6.7 Notice of Record Date. In the event:
6.7.1that the Corporation takes a record of the
holders of' any class of securities for the purpose of determining the holders
thereof who are entitled to receive any dividend (other than a cash dividend) or
any other distribution, any right to subscribe for, purchase or otherwise
acquire any shares of stock of any class or any other securities or property, or
to receive any other right;
6.7.2 that the Corporation subdivides or combines
its outstanding shares of Common Stock;
6.7.3 of any reclassification of the Common
Stock of the Corporation (other than a subdivision or combination of its
outstanding shares of Common Stock or a stock dividend or stock distribution
thereon), or of any consolidation or merger of the Corporation into or with
another corporation, or of the sale of all or substantially all of the assets of
the Corporation; or
6.7.4 of the involuntary or voluntary dissolution,
liquidation or winding up of the Corporation; then the Corporation shall cause
to be filed at its principal office or at the office of the transfer agent of
the Series B Preferred Stock, and shall cause to be mailed to the holders of the
Series B Preferred Stock at their last addresses as shown on the records of the
Corporation or such transfer agent, at least ten (10) days prior to the record
date specified in (A) below or twenty (20) days before the date specified in (B)
below, a notice stating:
(A) the record date of such dividend,
distribution, subdivision or combination, or, if a record is not to be taken,
the date as of which the holders of Common Stock of record to be entitled to
such dividend, distribution, subdivision or combination are to be determined, or
(B) the date on which such reclassification,
consolidation, merger, Sale, dissolution, liquidation or winding up is expected
to become effective, and the date as of which it is expected that holders of
Common Stock of record shall be entitled to exchange their shares of Common
Stock for securities or other property deliverable upon such reclassification,
consolidation, merger, sale, dissolution or winding up.
7. Automatic Conversion.
7.1 Triggering Event.
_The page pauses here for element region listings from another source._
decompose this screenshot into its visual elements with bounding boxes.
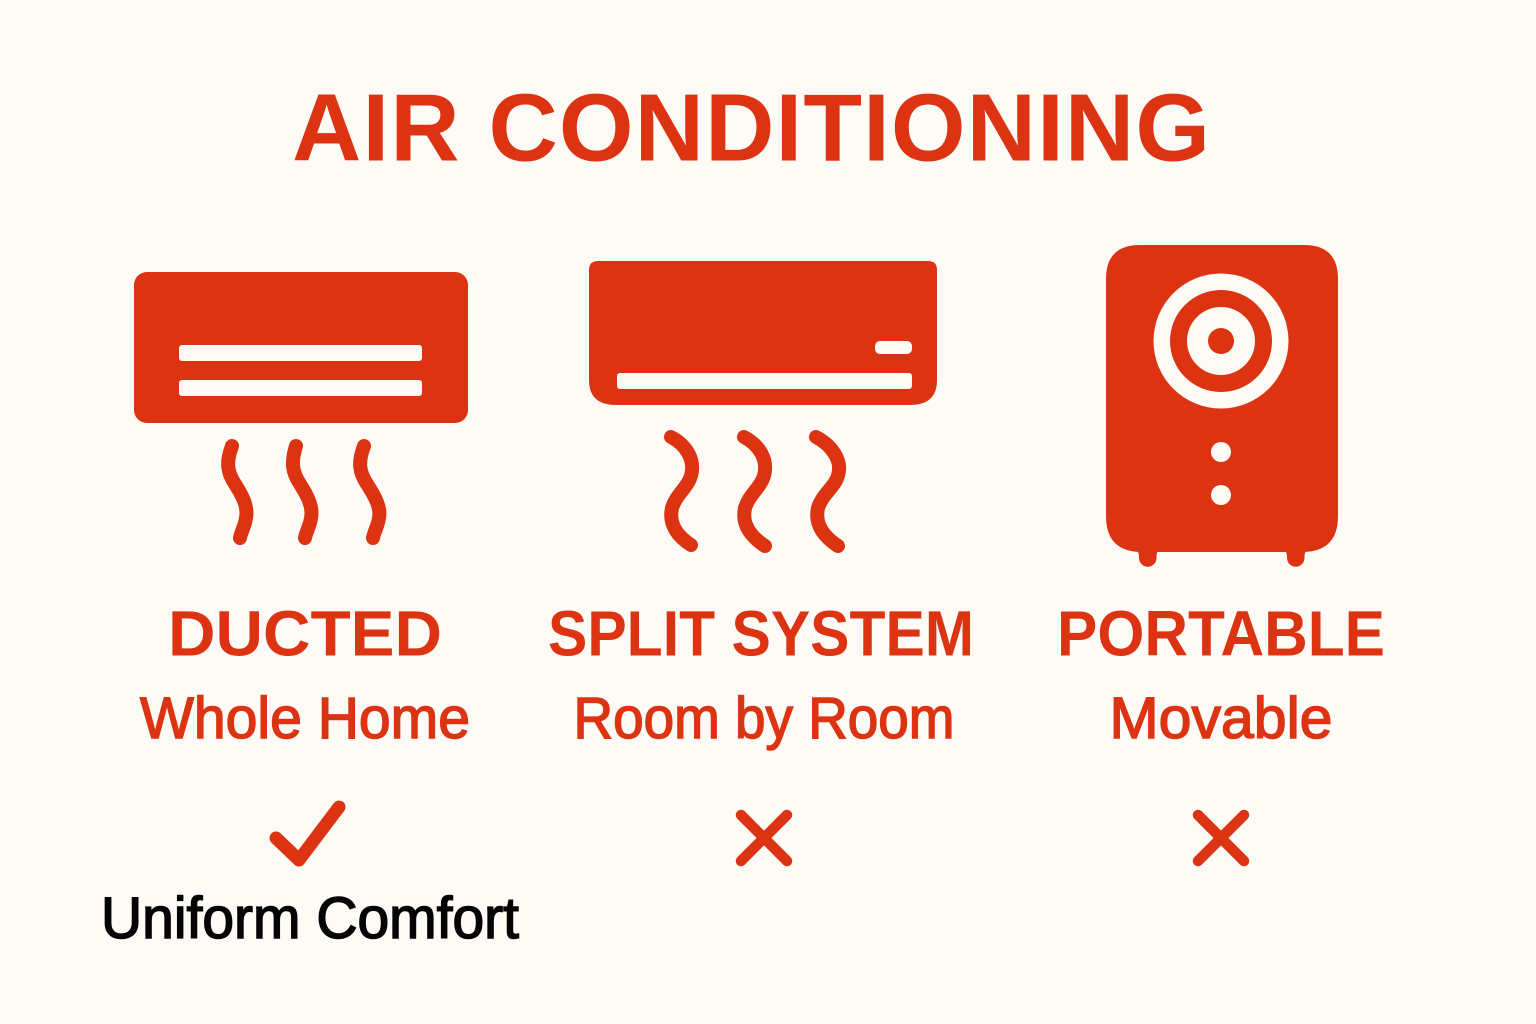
label: uniform comfort: Uniform Comfort bbox=[101, 886, 519, 951]
icon: check mark bbox=[276, 807, 339, 860]
heading: portable: PORTABLE bbox=[1057, 598, 1385, 670]
icon: cross split system bbox=[741, 815, 787, 861]
icon: portable unit bbox=[1106, 245, 1338, 567]
subheading: room by room: Room by Room bbox=[574, 686, 954, 751]
heading: split system: SPLIT SYSTEM bbox=[548, 598, 974, 670]
subheading: movable: Movable bbox=[1110, 686, 1332, 751]
icon: split system unit bbox=[589, 261, 937, 546]
icon: cross portable bbox=[1198, 815, 1244, 861]
subheading: whole home: Whole Home bbox=[140, 686, 470, 751]
title: AIR CONDITIONING bbox=[292, 74, 1210, 182]
heading: ducted: DUCTED bbox=[168, 598, 442, 670]
icon: ducted unit bbox=[134, 272, 468, 538]
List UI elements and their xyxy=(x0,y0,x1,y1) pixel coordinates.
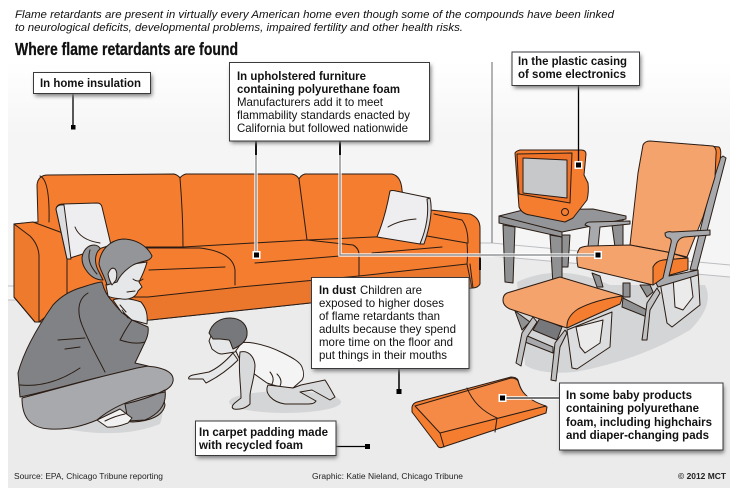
back cushion side xyxy=(680,145,721,257)
back frame xyxy=(690,156,726,270)
callout: dust: In dust xyxy=(319,283,356,297)
ottoman xyxy=(503,277,622,381)
head xyxy=(209,330,240,354)
hand xyxy=(113,299,147,324)
callout: baby products: containing polyurethane xyxy=(566,401,699,415)
woman xyxy=(18,239,173,429)
sweater xyxy=(18,282,148,397)
connector: dust xyxy=(396,368,402,394)
ponytail xyxy=(82,245,103,280)
intro text: Flame retardants are present in virtually every American home even though some of the compounds have been linked xyxy=(15,9,615,21)
callout: carpet padding: with recycled foam xyxy=(198,438,303,452)
floor shadows xyxy=(60,273,708,433)
callout: carpet padding xyxy=(196,421,337,458)
television on side table xyxy=(499,150,626,285)
callout: electronics: of some electronics xyxy=(518,67,626,81)
seat xyxy=(577,245,688,285)
changing pad xyxy=(412,377,547,448)
arm xyxy=(189,353,238,383)
title: Where flame retardants are found xyxy=(15,39,238,59)
connector lines xyxy=(71,85,602,449)
back cushion xyxy=(630,141,716,257)
pillow left xyxy=(56,203,111,259)
callout: upholstered furniture: In upholstered furniture xyxy=(237,69,366,83)
face and neck xyxy=(106,262,147,299)
callout: baby products: and diaper-changing pads xyxy=(566,428,709,442)
baby xyxy=(189,318,335,409)
callout: home insulation xyxy=(34,72,152,96)
near arm xyxy=(232,352,255,409)
body xyxy=(233,342,304,388)
callout: upholstered furniture: Manufacturers add it to meet xyxy=(237,95,384,109)
callout: dust: more time on the floor and xyxy=(319,335,453,349)
callout: upholstered furniture: containing polyurethane foam xyxy=(237,82,400,96)
callout: dust: adults because they spend xyxy=(319,322,456,336)
callout: dust: Children are xyxy=(360,283,422,297)
connector: electronics xyxy=(574,85,582,169)
callout: upholstered furniture: flammability standards enacted by xyxy=(237,108,410,122)
connector: carpet xyxy=(336,444,370,449)
ear xyxy=(108,268,117,285)
source note: Source: EPA, Chicago Tribune reporting xyxy=(14,471,163,481)
graphic credit: Graphic: Katie Nieland, Chicago Tribune xyxy=(312,471,463,481)
callout: baby products xyxy=(560,383,724,453)
rear legs and bar xyxy=(592,273,653,317)
connector: upholstered furniture xyxy=(256,141,598,255)
front leg xyxy=(642,288,660,340)
callout: dust xyxy=(312,278,470,371)
pillow right xyxy=(377,190,430,244)
copyright: © 2012 MCT xyxy=(678,471,727,481)
callout: carpet padding: In carpet padding made xyxy=(199,425,328,439)
tv screen xyxy=(523,158,567,198)
callout: home insulation: In home insulation xyxy=(40,76,141,90)
sofa xyxy=(14,174,480,322)
tv body xyxy=(515,150,588,222)
foot xyxy=(97,409,132,427)
far arm xyxy=(585,221,630,247)
table xyxy=(503,218,623,285)
callout: upholstered furniture: California but followed nationwide xyxy=(237,121,408,135)
leg xyxy=(267,380,335,404)
sofa left arm xyxy=(14,222,67,322)
callout: dust: exposed to higher doses xyxy=(319,296,444,310)
hair xyxy=(99,239,152,285)
tv knob xyxy=(562,208,568,216)
callout: baby products: foam, including highchairs xyxy=(566,415,712,429)
connector: baby products xyxy=(498,394,560,402)
callout: dust: of flame retardants than xyxy=(319,309,440,323)
callout: upholstered furniture xyxy=(230,62,431,143)
glider chair xyxy=(577,141,726,340)
near arm xyxy=(656,230,710,287)
callout: dust: put things in their mouths xyxy=(319,348,447,362)
callout: electronics xyxy=(512,52,641,88)
connector: insulation xyxy=(71,93,76,130)
callout: electronics: In the plastic casing xyxy=(518,54,627,68)
intro text xyxy=(15,9,615,34)
callout: baby products: In some baby products xyxy=(566,388,692,402)
base panel xyxy=(660,270,700,327)
pants xyxy=(22,365,173,429)
intro text: to neurological deficits, developmental problems, impaired fertility and other health risks. xyxy=(15,22,463,34)
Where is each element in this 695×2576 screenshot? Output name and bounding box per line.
All outstanding shares of Series B
Preferred Stock shall automatically convert to shares of Common Stock, at the
then effective Conversion Price pursuant to Section 6, on the date that is five
(5) business days following the last to occur of the following events: (i) the
holding of a stockholders meeting authorizing and approving the amendment of the
Corporation's Certificate of Incorporation to increase the Corporation's
authorized Common Stock to 50 million shares; and a change in the name of the
Corporation to YTB International, Inc., and (ii) the filing of a Certificate of
Amendment reflecting the changes referenced in clause (i).
7.2 No Further Action. In the case of an automatic conversion
pursuant to this Section 7, the outstanding shares of Series B Preferred Stock
shall be converted automatically without any further action by the holders of
such shares and whether or not the certificates representing such shares are
surrendered to the Corporation or its transfer agent.
7.3 Surrender of Certificates; Retirement and Cancellation of
Converted Shares. All certificates evidencing shares of Series B Preferred Stock
that are required to be surrendered for conversion in accordance with the
provisions hereof shall, from and after the date such certificates are so
required to be surrendered, be deemed to have been retired and canceled and the
shares of Series B Preferred Stock represented thereby converted into Common
Stock for all purposes, notwithstanding the failure of the holder or holders
thereof to surrender such certificates on or prior to such date. The Corporation
may thereafter take such appropriate action as may be necessary to reduce the
authorized Series B Preferred Stock accordingly.